You have unconsciously or consciously chosen a life of service.
There will be perfect, tiny fingers like tree branches that reach for your face. Unimaginable smiles cast in your direction. You will be wooed like an ardent lover with your child’s immeasurable longing for you.
In the beginning, a mother is an entire universe.
If you knew then, what you know now, would you have, should you have, could you have, stopped what trivial thing you were doing, and savored every moment of such rapturous love?
But there will be trespassing on that love.
Wait. I didn’t want to be a mother at 20. What is and what can never be.

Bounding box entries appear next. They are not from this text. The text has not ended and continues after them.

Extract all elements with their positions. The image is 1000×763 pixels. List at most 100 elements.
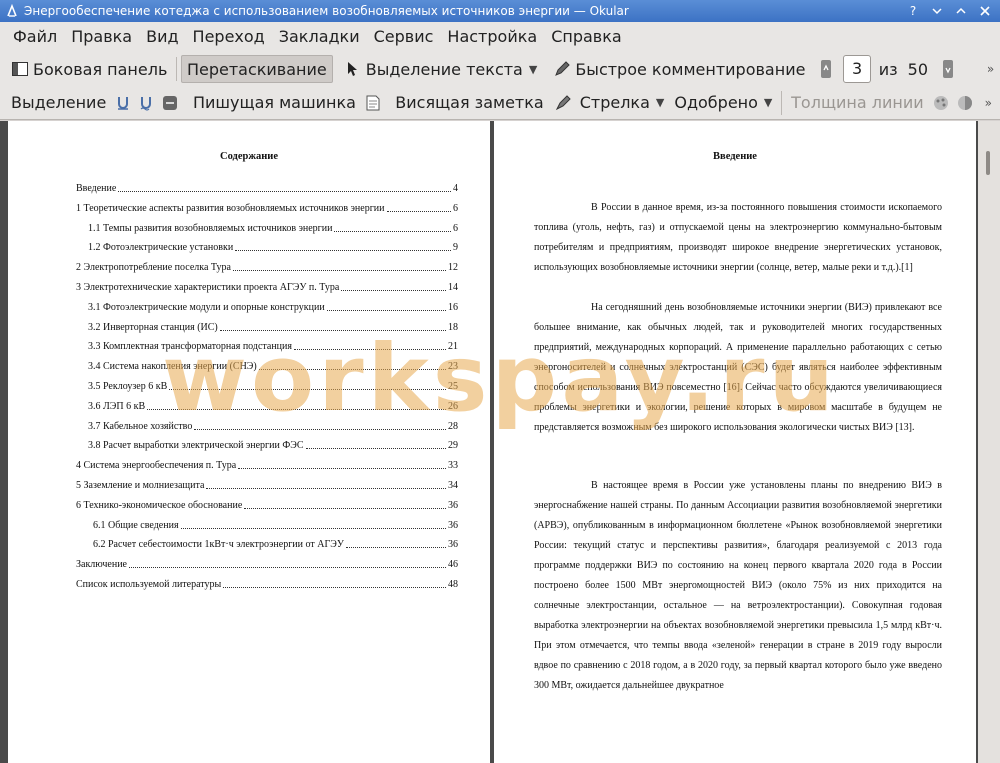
line-width-tool[interactable]: Толщина линии: [786, 89, 929, 117]
chevron-down-icon[interactable]: ▼: [656, 96, 664, 109]
menu-settings[interactable]: Настройка: [440, 22, 544, 52]
drag-mode-button[interactable]: Перетаскивание: [180, 55, 333, 83]
toc-title: 3.5 Реклоузер 6 кВ: [88, 381, 168, 392]
toc-title: Список используемой литературы: [76, 579, 222, 590]
toolbar-separator: [176, 57, 177, 81]
quick-comment-label: Быстрое комментирование: [575, 59, 806, 79]
selection-tool[interactable]: Выделение: [6, 89, 111, 117]
cursor-icon: [344, 60, 362, 78]
toolbar-overflow-icon[interactable]: »: [981, 93, 996, 113]
arrow-label: Стрелка: [579, 93, 650, 112]
toc-leader-dots: [232, 270, 446, 272]
toc-page-number: 6: [453, 202, 458, 214]
toc-row[interactable]: 3.8 Расчет выработки электрической энерг…: [88, 438, 458, 452]
close-icon[interactable]: [978, 4, 992, 18]
arrow-tool[interactable]: Стрелка ▼: [575, 89, 670, 117]
typewriter-tool[interactable]: Пишущая машинка: [188, 89, 361, 117]
toc-leader-dots: [118, 191, 451, 192]
menu-go[interactable]: Переход: [186, 22, 272, 52]
toc-row[interactable]: 5 Заземление и молниезащита 34: [76, 478, 458, 492]
scrollbar-thumb[interactable]: [986, 151, 990, 175]
toc-row[interactable]: 6 Технико-экономическое обоснование 36: [76, 498, 458, 512]
toc-row[interactable]: 1.1 Темпы развития возобновляемых источн…: [88, 221, 458, 235]
stamp-tool[interactable]: Одобрено ▼: [669, 89, 777, 117]
strikeout-icon[interactable]: [162, 93, 178, 113]
toc-page-number: 36: [448, 539, 458, 551]
toc-title: 4 Система энергообеспечения п. Тура: [76, 460, 237, 472]
text-selection-button[interactable]: Выделение текста ▼: [339, 55, 543, 83]
menu-bookmarks[interactable]: Закладки: [272, 22, 367, 52]
annotation-toolbar: Выделение Пишущая машинка Висящая заметк…: [0, 86, 1000, 120]
toc-title: 3.4 Система накопления энергии (СНЭ): [88, 361, 257, 373]
document-viewport[interactable]: Содержание Введение 4 1 Теоретические аспе…: [0, 121, 1000, 763]
toc-title: Введение: [76, 183, 117, 194]
toc-heading: Содержание: [220, 151, 278, 162]
toc-page-number: 4: [453, 183, 458, 194]
toc-leader-dots: [194, 428, 446, 430]
underline-icon[interactable]: [115, 93, 130, 113]
toc-leader-dots: [334, 230, 451, 232]
toc-row[interactable]: 3.4 Система накопления энергии (СНЭ) 23: [88, 359, 458, 373]
toolbar-overflow-icon[interactable]: »: [985, 59, 996, 79]
toc-page-number: 46: [448, 559, 458, 571]
toc-row[interactable]: 3.6 ЛЭП 6 кВ 26: [88, 399, 458, 413]
menu-view[interactable]: Вид: [139, 22, 185, 52]
toc-leader-dots: [326, 309, 446, 311]
okular-app-icon[interactable]: [4, 3, 20, 19]
sidebar-button[interactable]: Боковая панель: [6, 55, 172, 83]
opacity-icon[interactable]: [957, 93, 973, 113]
menu-tools[interactable]: Сервис: [367, 22, 441, 52]
highlighter-icon[interactable]: [555, 93, 571, 113]
quick-comment-button[interactable]: Быстрое комментирование: [548, 55, 810, 83]
popup-note-tool[interactable]: Висящая заметка: [390, 89, 548, 117]
toc-row[interactable]: 3.1 Фотоэлектрические модули и опорные к…: [88, 300, 458, 314]
toc-page-number: 29: [448, 440, 458, 452]
toc-title: 3.8 Расчет выработки электрической энерг…: [88, 440, 304, 452]
toc-row[interactable]: 1 Теоретические аспекты развития возобно…: [76, 201, 458, 215]
menu-bar: Файл Правка Вид Переход Закладки Сервис …: [0, 22, 1000, 52]
chevron-down-icon[interactable]: ▼: [764, 96, 772, 109]
page-number-input[interactable]: 3: [843, 55, 871, 83]
toc-row[interactable]: Введение 4: [76, 181, 458, 195]
toc-row[interactable]: 3.3 Комплектная трансформаторная подстан…: [88, 339, 458, 353]
toc-page-number: 25: [448, 381, 458, 392]
toc-row[interactable]: 3 Электротехнические характеристики прое…: [76, 280, 458, 294]
pen-icon: [553, 60, 571, 78]
toc-leader-dots: [294, 349, 446, 351]
menu-edit[interactable]: Правка: [64, 22, 139, 52]
chevron-down-icon[interactable]: ▼: [529, 63, 537, 76]
toc-page-number: 28: [448, 420, 458, 432]
menu-help[interactable]: Справка: [544, 22, 629, 52]
toc-row[interactable]: 4 Система энергообеспечения п. Тура 33: [76, 458, 458, 472]
intro-heading: Введение: [713, 151, 757, 162]
toc-row[interactable]: 3.7 Кабельное хозяйство 28: [88, 419, 458, 433]
sidebar-icon: [11, 60, 29, 78]
toc-row[interactable]: 3.5 Реклоузер 6 кВ 25: [88, 379, 458, 393]
toc-title: 3 Электротехнические характеристики прое…: [76, 282, 340, 293]
squiggly-icon[interactable]: [139, 93, 154, 113]
menu-file[interactable]: Файл: [6, 22, 64, 52]
toc-row[interactable]: Заключение 46: [76, 557, 458, 571]
minimize-icon[interactable]: [930, 4, 944, 18]
toc-row[interactable]: 6.2 Расчет себестоимости 1кВт·ч электроэ…: [93, 537, 458, 551]
vertical-scrollbar[interactable]: [978, 121, 1000, 763]
toc-row[interactable]: 2 Электропотребление поселка Тура 12: [76, 260, 458, 274]
toc-title: Заключение: [76, 559, 127, 571]
typewriter-label: Пишущая машинка: [192, 93, 356, 112]
sidebar-label: Боковая панель: [33, 59, 168, 79]
toc-title: 1.2 Фотоэлектрические установки: [88, 242, 234, 254]
toc-row[interactable]: 1.2 Фотоэлектрические установки 9: [88, 240, 458, 254]
toc-leader-dots: [219, 329, 446, 331]
help-icon[interactable]: ?: [906, 4, 920, 18]
maximize-icon[interactable]: [954, 4, 968, 18]
toc-row[interactable]: 3.2 Инверторная станция (ИС) 18: [88, 320, 458, 334]
previous-page-icon[interactable]: [820, 59, 831, 79]
toc-title: 2 Электропотребление поселка Тура: [76, 262, 231, 274]
note-icon[interactable]: [365, 93, 380, 113]
toc-page-number: 18: [448, 321, 458, 333]
toc-row[interactable]: 6.1 Общие сведения 36: [93, 518, 458, 532]
toc-row[interactable]: Список используемой литературы 48: [76, 577, 458, 591]
toc-page-number: 33: [448, 460, 458, 472]
color-palette-icon[interactable]: [933, 93, 949, 113]
next-page-icon[interactable]: [942, 59, 953, 79]
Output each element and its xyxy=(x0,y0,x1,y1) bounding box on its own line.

But the sight of my daughter took me by surprise.
I was afraid to love her and lose myself in a life I didn’t dream.
Love is more powerful than fear Lisa.
Mesmerized, I studied the fine veins that radiated through Jenny’s skin, rose and purple river marks. Tracing them with my hand, the arduous journey of her birth disappeared, and what remained was her intense vulnerability as she took her first breath.
Power. To bring life into the world through my body. Great power requires great responsibility.
I remember, I remember, her fierce devotion and need for me, but was soon buried underneath soiled diapers, missing baby shoes, fevers, and backaches.
Try to understand the natural order of things. Stay awake. There will be transcendent moments.
The day to day churning of endless laundry, the ferris wheel of fastening and unfastening car seats. Sudden fevers, midnight earaches and milky days change within days, into a march of footsteps. Then running, racing through the house, stray socks, missing homework, hordes of meals tucked between years of unruly complexions, dispositions, adolescent commotion and teenage rejection.
All the words that I never wanted heard by sleeping children, or partners, as I lay exhausted after bedtime. “Is this all thee is, I ask myself?”
While I care for you, who cares for me?
Fight not to lose your center here. Make a new place for yourself.
You are moving through the toughest part of the jungle. Remember that violent storms bring rainbows. I don’t know how I know but you will get to the other side without causalities ..
The leaving then returning of your children, their leaving again, is not personal, despite what I feel.
I know that you too, will want to go, rediscover who you are, but remember the timeless pact. Part of your service is to remain steadfast, you are the guardian of a great ship.
Motherhood is a timeless tale of courage of surrender.